I will reiterate that I am not a religious man, and that I do not profess these faiths. I think the premises they're based on are flawed at best, and in general ludicrous (a particularly spectacular take down of God's "mercy" can be seen in Age of Reason, part 1, chapter 7; and part two, chapter 1 in the deconstruction of Moses' character).

However, if you're promising to tell people the reason behind religious holidays, you simply have to include God. You cannot tell the story of the Civil War without slavery or Abraham Lincoln. You cannot tell the story of the Revolution with the Minutemen or George Washington or mad King George. You don't have to AGREE with or endorse all their actions (lord knows our "friends" below the Mason Dixon line continue to refer to the Civil War as "the war of northern aggression" and think nothing of hoisting their traitorous flag above their statehouses), but they are the main characters in the story and need to be included.

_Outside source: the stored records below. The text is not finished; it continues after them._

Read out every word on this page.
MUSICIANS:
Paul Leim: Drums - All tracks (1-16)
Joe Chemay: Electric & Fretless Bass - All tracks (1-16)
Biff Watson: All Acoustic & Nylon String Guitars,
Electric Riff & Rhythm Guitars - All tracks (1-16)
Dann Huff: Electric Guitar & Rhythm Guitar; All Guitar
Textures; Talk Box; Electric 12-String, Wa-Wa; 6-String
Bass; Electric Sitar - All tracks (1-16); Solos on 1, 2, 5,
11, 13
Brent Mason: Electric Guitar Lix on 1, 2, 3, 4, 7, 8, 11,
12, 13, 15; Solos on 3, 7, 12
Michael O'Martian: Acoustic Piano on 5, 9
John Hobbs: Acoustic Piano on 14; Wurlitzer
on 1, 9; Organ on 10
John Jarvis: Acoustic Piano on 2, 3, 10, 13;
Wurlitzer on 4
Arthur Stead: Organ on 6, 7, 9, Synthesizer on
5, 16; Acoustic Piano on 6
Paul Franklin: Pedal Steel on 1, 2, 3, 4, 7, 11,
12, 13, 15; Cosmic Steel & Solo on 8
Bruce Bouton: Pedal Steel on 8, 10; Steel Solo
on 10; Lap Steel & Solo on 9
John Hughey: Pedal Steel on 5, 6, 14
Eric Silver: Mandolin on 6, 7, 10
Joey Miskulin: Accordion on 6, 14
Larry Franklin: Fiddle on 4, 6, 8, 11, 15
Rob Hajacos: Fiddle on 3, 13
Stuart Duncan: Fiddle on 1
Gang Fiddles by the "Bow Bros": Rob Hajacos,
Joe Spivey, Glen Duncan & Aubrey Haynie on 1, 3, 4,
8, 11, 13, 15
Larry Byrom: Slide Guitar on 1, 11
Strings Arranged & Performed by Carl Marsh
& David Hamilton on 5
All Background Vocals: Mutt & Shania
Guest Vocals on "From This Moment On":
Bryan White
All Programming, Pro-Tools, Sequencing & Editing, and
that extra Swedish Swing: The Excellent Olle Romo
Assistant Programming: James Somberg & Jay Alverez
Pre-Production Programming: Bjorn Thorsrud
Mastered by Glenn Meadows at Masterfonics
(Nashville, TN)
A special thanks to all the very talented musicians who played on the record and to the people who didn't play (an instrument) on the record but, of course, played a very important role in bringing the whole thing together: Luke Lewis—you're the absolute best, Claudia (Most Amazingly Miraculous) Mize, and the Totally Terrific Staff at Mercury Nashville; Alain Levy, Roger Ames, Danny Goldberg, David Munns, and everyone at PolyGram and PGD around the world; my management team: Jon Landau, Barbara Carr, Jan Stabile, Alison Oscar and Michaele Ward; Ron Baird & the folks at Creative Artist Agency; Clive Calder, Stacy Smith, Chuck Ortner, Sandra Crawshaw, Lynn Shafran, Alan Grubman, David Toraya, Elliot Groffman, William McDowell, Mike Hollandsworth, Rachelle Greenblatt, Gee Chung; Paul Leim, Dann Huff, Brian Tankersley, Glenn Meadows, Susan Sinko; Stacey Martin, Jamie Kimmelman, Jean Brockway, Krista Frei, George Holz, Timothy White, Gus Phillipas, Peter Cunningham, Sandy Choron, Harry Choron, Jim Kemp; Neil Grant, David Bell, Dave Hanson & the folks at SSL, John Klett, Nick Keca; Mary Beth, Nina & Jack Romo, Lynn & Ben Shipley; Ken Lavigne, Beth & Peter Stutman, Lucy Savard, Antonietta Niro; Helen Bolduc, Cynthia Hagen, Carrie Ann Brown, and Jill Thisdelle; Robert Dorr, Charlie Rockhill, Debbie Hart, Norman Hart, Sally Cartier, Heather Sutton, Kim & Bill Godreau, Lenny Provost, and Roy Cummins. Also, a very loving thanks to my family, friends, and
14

I do not know why God is omitted from EW:HH. I can understand the reluctance of a publicly funded organization like PBS to endorse one religion over the other, but that wasn't the purpose of this dvd. How difficult would it have been for the writers to have come up with a line for one of the characters such as "People who celebrate Christmas are called Christians, a belief that has many varieties. They believe in the same God as Jewish people, but also believe that Jesus was God himself turned into a man, and that he came to our world to teach us how to be good." A similar explanation for the miracle of the lamp would have been welcome as well. It's not a miracle without God or some other supernatural cause: otherwise it's just a cheap magic trick or a coincidence.

Personally, I'm glad I don't believe in God. If I did, I'd be wondering what the fuck I did to deserve all the shit He's rained down on me for the past two fucking years. But for some little kid, this dvd doesn't answer any questions or open the door for more discussion.

Perhaps that's for the best: can you imagine what kind of stuff I'd be telling Sam about the [non]existence of God? "Well, son, it's kind of like Santy Claus but for grownups. The difference is, if you're bad, instead of getting coal in the sticking, you get thrown into a forever-burning, but never-destroying, lake of fire. So while you DO have free will, you'd better love God really good or He'll hurt you forever."